I don't cook every day, but enough to do my share and generate leftovers. Of course, I try to be mindful in everything I do, but the fact is that my mind still tends to wander when I vacuum or collect the garbage. Discovering cooking as a contemplative space is a real gift. As are the comments I get from my wife and the thumbs-up I get from Maddie when I hit on something particularly tasty.

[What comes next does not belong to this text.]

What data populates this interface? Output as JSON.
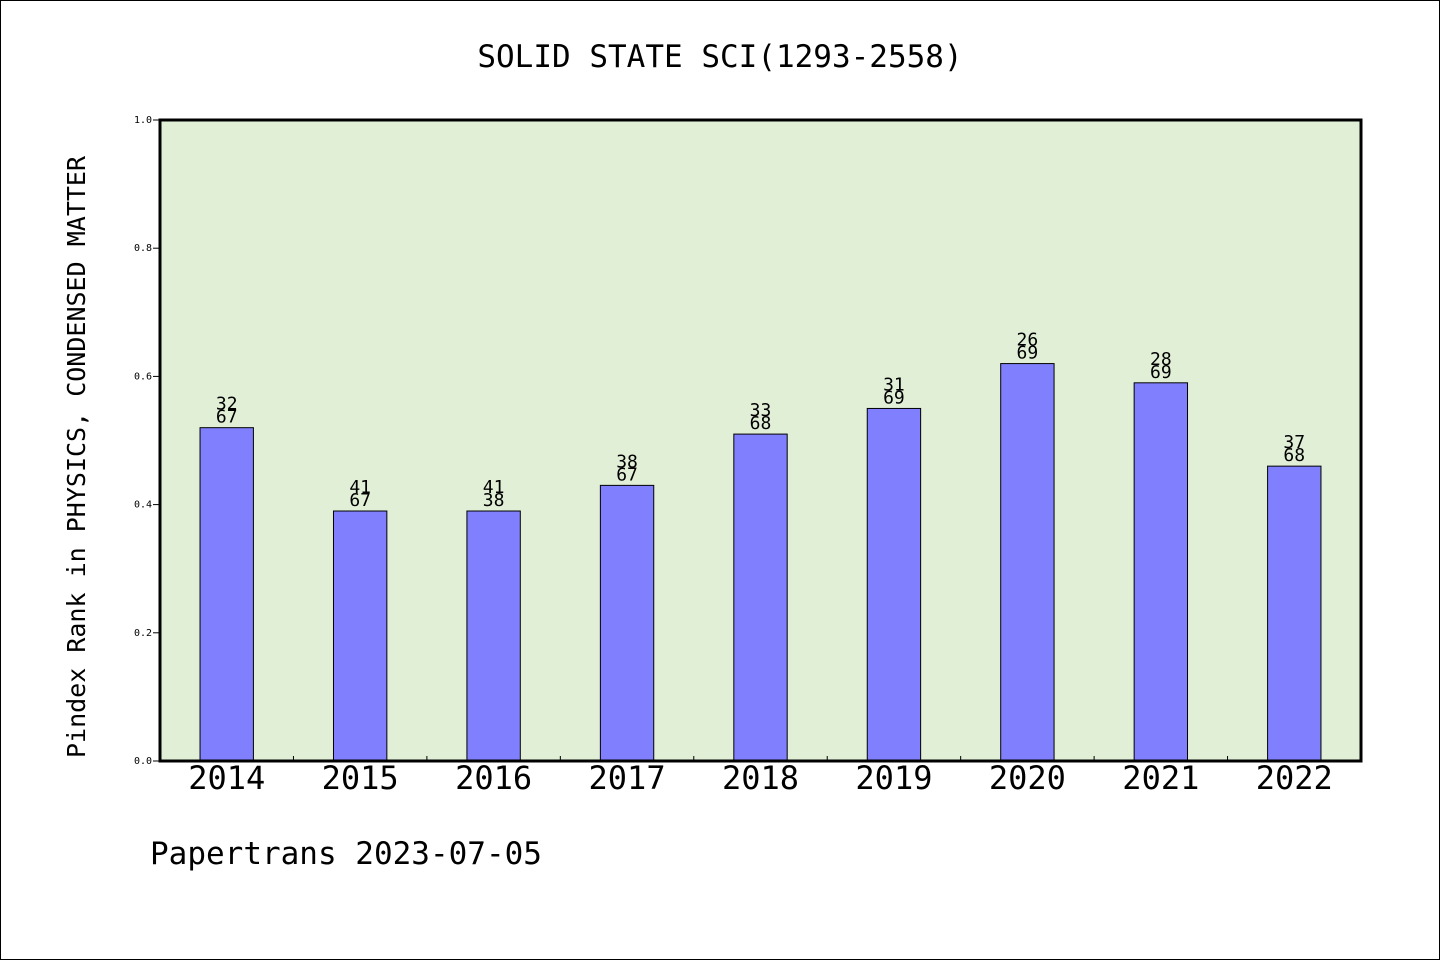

Hey, the proof is in the pie.



- monk about town


Contemplative dad tip for the day: A couple of years ago, in place of the usual bedtime songs, I started singing Maddie songs that have been important to me, mostly standards like those from Gershwin, Kern, and the Beatles. It didn't take that long before, somewhat to my surprise, I discovered she could sing them back, even if the lyrics in some cases remained a bit beyond her grasp. I hope these songs will continue to be special to her and that she'll sing them to her own kids some day. You never know when a wonderful tradition will germinate unbidden.